W maju Ministerstwo Cyfryzacji zauważyło, że „Polscy obywatele i rezydenci znają tę ideę i już korzystają z portfeli cyfrowych. mObywatel, z bogatym katalogiem usług publicznych i dokumentów mobilnych, ma już prawie 18 mln pobrań i jest jedną z najbardziej rozwiniętych tego typu aplikacji w Unii Europejskiej. Liczne funkcjonalności, które planuje się wdrożyć w Europejskich Portfelach Tożsamości Cyfrowej, są już teraz dostępne dla użytkowników aplikacji mObywatel w kraju. Funkcja przekazywania danych, prezentowania dokumentów mobilnych czy wbudowany w aplikację środek identyfikacji, którego można używać w usługach, aby potwierdzić tożsamość – to tylko kilka przykładów. Już niedługo z tych funkcjonalności będą mogli korzystać także użytkownicy Europejskich Portfeli Tożsamości Cyfrowej.”

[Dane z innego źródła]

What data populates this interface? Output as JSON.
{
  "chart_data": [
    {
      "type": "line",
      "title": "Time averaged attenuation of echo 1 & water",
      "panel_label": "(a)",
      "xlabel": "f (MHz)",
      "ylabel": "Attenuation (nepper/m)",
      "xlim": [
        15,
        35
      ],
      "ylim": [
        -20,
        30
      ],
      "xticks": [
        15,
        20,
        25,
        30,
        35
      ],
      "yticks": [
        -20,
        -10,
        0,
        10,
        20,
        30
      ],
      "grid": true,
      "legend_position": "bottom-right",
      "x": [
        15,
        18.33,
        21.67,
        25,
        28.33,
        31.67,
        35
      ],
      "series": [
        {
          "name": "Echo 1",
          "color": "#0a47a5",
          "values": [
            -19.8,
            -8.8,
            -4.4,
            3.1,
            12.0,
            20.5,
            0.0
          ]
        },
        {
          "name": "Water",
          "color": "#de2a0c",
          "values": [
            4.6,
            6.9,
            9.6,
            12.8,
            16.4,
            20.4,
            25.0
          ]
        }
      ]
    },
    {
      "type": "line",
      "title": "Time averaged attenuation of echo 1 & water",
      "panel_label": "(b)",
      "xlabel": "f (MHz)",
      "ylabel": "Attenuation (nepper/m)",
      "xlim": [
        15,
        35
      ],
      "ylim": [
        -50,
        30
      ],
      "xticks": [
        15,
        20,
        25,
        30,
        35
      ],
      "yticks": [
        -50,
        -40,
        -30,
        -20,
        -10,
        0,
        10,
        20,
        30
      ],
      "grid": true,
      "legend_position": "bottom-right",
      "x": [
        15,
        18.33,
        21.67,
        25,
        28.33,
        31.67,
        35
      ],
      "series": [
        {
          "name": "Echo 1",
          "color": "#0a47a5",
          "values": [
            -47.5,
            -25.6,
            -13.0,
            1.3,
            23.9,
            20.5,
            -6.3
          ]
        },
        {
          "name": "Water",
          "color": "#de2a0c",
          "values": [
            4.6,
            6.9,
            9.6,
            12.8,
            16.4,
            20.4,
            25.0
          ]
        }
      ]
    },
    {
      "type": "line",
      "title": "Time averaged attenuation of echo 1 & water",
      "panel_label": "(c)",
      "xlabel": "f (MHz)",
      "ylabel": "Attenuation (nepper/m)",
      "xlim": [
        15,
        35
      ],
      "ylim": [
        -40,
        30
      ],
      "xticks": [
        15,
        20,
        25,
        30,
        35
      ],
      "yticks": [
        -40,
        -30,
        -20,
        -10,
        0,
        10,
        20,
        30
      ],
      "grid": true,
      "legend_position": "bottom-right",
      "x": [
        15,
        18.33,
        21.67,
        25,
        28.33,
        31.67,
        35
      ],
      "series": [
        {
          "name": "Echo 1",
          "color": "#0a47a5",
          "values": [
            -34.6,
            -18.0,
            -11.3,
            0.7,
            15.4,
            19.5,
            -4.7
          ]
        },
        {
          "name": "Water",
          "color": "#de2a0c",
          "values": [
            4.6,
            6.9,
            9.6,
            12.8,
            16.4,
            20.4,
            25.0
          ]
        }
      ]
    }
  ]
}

Komisja Europejska w Polsce dementuje

Przewodnicząca Ursula von der Leyen wspomniała o cyfrowym ID, przedstawiając swoją wizję Komisji Europejskiej w orędziu we wrześniu 2020 roku .

„Za każdym razem, gdy aplikacja lub strona internetowa wymaga od nas stworzenia nowej tożsamości cyfrowej lub zalogowania się za pośrednictwem dużej platformy, nie mamy pojęcia, co w rzeczywistości stanie się z naszymi danymi. Dlatego też Komisja zaproponuje bezpieczną europejską tożsamość elektroniczną. Z takiej wiarygodnej tożsamości każdy obywatel będzie mógł skorzystać, aby na przykład w dowolnym miejscu w Europie zapłacić podatek czy wynająć rower. Mówimy o technologii, w ramach której sami możemy kontrolować, jakie dane są wykorzystywane i w jaki sposób.” – powiedziała. 

W 2021 roku, Komisja Europejska ujawniła plany wprowadzenia unijnego cyfrowego identyfikatora.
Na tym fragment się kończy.